Contact lenses are typically safe and easy to use. However, it is possible to contract infections in your eye from improper use and care of your contact lenses. The most common infection is an infection of the cornea, called keratitis. Keratitis can cause pain in the eye, and may also be accompanied by a temporary loss of vision and tearing or discharge from the eye. There are several types of keratitis that can affect contact lense wearers: bacterial, fungal, acanthamoeba and herpes keratitis. These infections can lead to blindness if not treated.
Contact lens wearers should strive to prevent eye infections before they happen. There are many ways to do this.:
- Talk to an eye doctor like Glacier Eye Clinic about the different types of contact lens options there are. There is a contact lens for just about every person's needs. Once a lens is decided on, it's important to follow the directions that apply to that particular lens, and let your eye doctor know if you are using it correctly and have any problems.

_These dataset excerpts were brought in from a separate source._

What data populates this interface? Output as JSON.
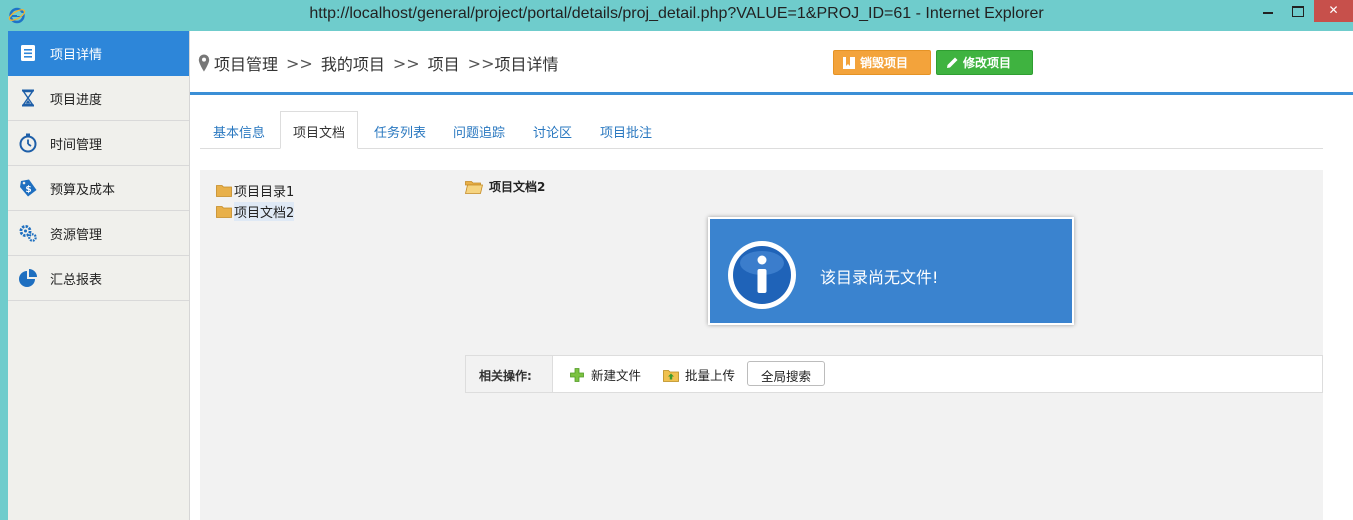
{
  "window": {
    "title": "http://localhost/general/project/portal/details/proj_detail.php?VALUE=1&PROJ_ID=61 - Internet Explorer",
    "icon": "ie-icon"
  },
  "sidebar": {
    "items": [
      {
        "label": "项目详情",
        "icon": "document-list-icon",
        "active": true
      },
      {
        "label": "项目进度",
        "icon": "hourglass-icon",
        "active": false
      },
      {
        "label": "时间管理",
        "icon": "stopwatch-icon",
        "active": false
      },
      {
        "label": "预算及成本",
        "icon": "money-tag-icon",
        "active": false
      },
      {
        "label": "资源管理",
        "icon": "gears-icon",
        "active": false
      },
      {
        "label": "汇总报表",
        "icon": "pie-chart-icon",
        "active": false
      }
    ]
  },
  "header": {
    "breadcrumb": {
      "items": [
        "项目管理",
        "我的项目",
        "项目",
        "项目详情"
      ],
      "separator": ">>"
    },
    "buttons": {
      "close_project": "销毁项目",
      "edit_project": "修改项目"
    }
  },
  "tabs": [
    {
      "label": "基本信息",
      "active": false
    },
    {
      "label": "项目文档",
      "active": true
    },
    {
      "label": "任务列表",
      "active": false
    },
    {
      "label": "问题追踪",
      "active": false
    },
    {
      "label": "讨论区",
      "active": false
    },
    {
      "label": "项目批注",
      "active": false
    }
  ],
  "tree": {
    "nodes": [
      {
        "label": "项目目录1",
        "selected": false
      },
      {
        "label": "项目文档2",
        "selected": true
      }
    ]
  },
  "content": {
    "current_folder": "项目文档2",
    "message": "该目录尚无文件!"
  },
  "operations": {
    "label": "相关操作:",
    "new_file": "新建文件",
    "batch_upload": "批量上传",
    "global_search": "全局搜索"
  },
  "colors": {
    "titlebar": "#6fcccc",
    "sidebar_active": "#2d86d9",
    "header_rule": "#3b8fd6",
    "button_orange": "#f3a33b",
    "button_green": "#3fb340",
    "message_box": "#3a83cf",
    "tab_link": "#2a78c0"
  }
}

- Always keep your hands clean when putting your contacts in and taking them out. Dirty hands can lead to bacteria exposure on the lens, which in turn can lead to an infection. Dry your hands on a clean towel, and keep your nails short to prevent scratches and rips. If you wear makeup, apply it after your contacts are in your eyes.
- Take your contacts out before you go to sleep. Some contacts allow you to sleep in them for up to a month, but it is still suggested to take them out once a week or so to minimize risk of infection.
- Always use clean solution when storing your contacts. Never use water to clean your contact lenses! Clean your contact lens case after use.
- Try not to expose your contact lenses to water. If you have to wear your lenses while swimming, wear goggles, and remove the lenses afterwards and clean them well.
- Replace contacts as instructed. Do not try to stretch a three month pair of contacts into six months.
In Australia, researchers are testing contact lenses coated in melamine on rabbits and humans. Melamine is an antibacterial peptide and is said to reduce infection. These trials have shown that contacts coated in melamine show no real difference in comfort to the wearer, but retained the qualities that fight against bacteria. This product is not on the market yet, but could be another way to keep contact lens wearers eyes safe against infections in the future.